Come on. Anyone who actually has to travel through the interchange now, knows that it makes sense to widen the lanes to 6, and not leave them at 4. Yet, the Merrit Parkway Conservancy group proposes to leave as much as it is, instead of conceding that traffic is the bigger problem.
During the quarterly meeting of the Merritt Parkway Advisory Committee at the Westport Police Department, DOT officials discussed their ideas with many of the parkway preservationists who, in federal court last year, successfully blocked the state’s plan to finish the interchange.
The new designs to connect both directions of the Merritt to Route 7 conflict less with the parkway’s historic nature, DOT officials said.
But Merritt Parkway Conservancy members have offered their own design and believe it would cost less and be less damaging to the parkway’s aesthetics.
“This alternative is much less invasive to the Merritt Parkway and it looks to me like it’s a lot cheaper,” conservancy board member Herbert Newman said about the nonprofit preservation group’s alternative design. “Are we all in agreement about that, or are there some questions?”

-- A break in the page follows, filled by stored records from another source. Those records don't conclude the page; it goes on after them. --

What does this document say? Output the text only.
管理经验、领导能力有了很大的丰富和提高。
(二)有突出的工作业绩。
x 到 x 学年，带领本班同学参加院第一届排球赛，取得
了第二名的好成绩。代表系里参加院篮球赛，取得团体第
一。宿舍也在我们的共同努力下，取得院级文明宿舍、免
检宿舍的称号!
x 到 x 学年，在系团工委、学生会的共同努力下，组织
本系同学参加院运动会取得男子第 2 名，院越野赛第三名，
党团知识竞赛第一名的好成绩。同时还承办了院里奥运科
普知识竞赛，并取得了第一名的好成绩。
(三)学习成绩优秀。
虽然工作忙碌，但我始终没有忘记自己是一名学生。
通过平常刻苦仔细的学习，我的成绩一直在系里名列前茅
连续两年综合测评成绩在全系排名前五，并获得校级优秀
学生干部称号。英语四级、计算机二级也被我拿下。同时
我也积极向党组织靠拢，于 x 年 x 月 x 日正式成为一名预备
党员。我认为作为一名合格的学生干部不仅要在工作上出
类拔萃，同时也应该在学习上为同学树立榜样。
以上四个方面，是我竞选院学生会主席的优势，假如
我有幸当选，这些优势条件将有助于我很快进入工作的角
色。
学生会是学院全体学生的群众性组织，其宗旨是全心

The DOT projects its own two proposals, as well as the conservancy’s design, would each cost $80 million to $100 million to complete, despite claims from conservancy members that their plan is $50 million cheaper than the state’s.
The DOT’s two ideas aim to solve one of the conservancy’s biggest complaints when the state wanted to begin work two years ago: the height of the new ramps over the parkway.
By realigning the ramps and shrinking the radius of interchange loops, the new ramps would be closer to grade level of the parkway and would not soar above the Merritt, as the DOT originally proposed.
Other aspects of the state’s plan that were challenged remained the same, including widening Main Avenue to six lanes, which requires demolishing the Main Avenue parkway bridge.
The conservancy’s plan would widen the interchange’s approach at Main Avenue only slightly, keeping the roadway at four lanes. It also proposes cloverleaf-style loops to complete the interchange.
Keeping the Main Avenue approach to four lanes does not meet the region’s growing traffic needs, said Sue Prosi, a transportation planner for the South Western Regional Planning Agency.
DOT officials also said they have concerns about the conservancy’s proposal.
“We have certain reservations about these plans, as I’m sure the Merritt Parkway Conservancy has reservations about ours,” said Thomas Harley, a DOT project manager.
The DOT’s proposal to lower the ramps is a good start, but the final idea still makes the Merritt look like a “superhighway,” Newman said.
“You’ve lowered the spaghetti a little bit, but it’s still spaghetti,” Newman said of the ramps.
I’m no fan of the CT DOT. THey have proven to be largely inept at maintaining our state and federal roads, solving traffic problems for the most part and managing construction projects. Yet every once in awhile they do something right, like the improved Merritt interchange in Trumbull. It may not look ideal, but the interchange works and eliminated the traffic bottlenecks that presented a safety issue for many years. The Sikorsky bridge is another project they finally got right.
The problem with the conservancy goals, is that they are against increasing capacity at the interchange. This is short sighted and wrong. The current state of the interchange is an eyesore. Its time for this project to move forward, whether the ramps are “spaghetti” or not. Some people think soaring ramps are a thing of beauty.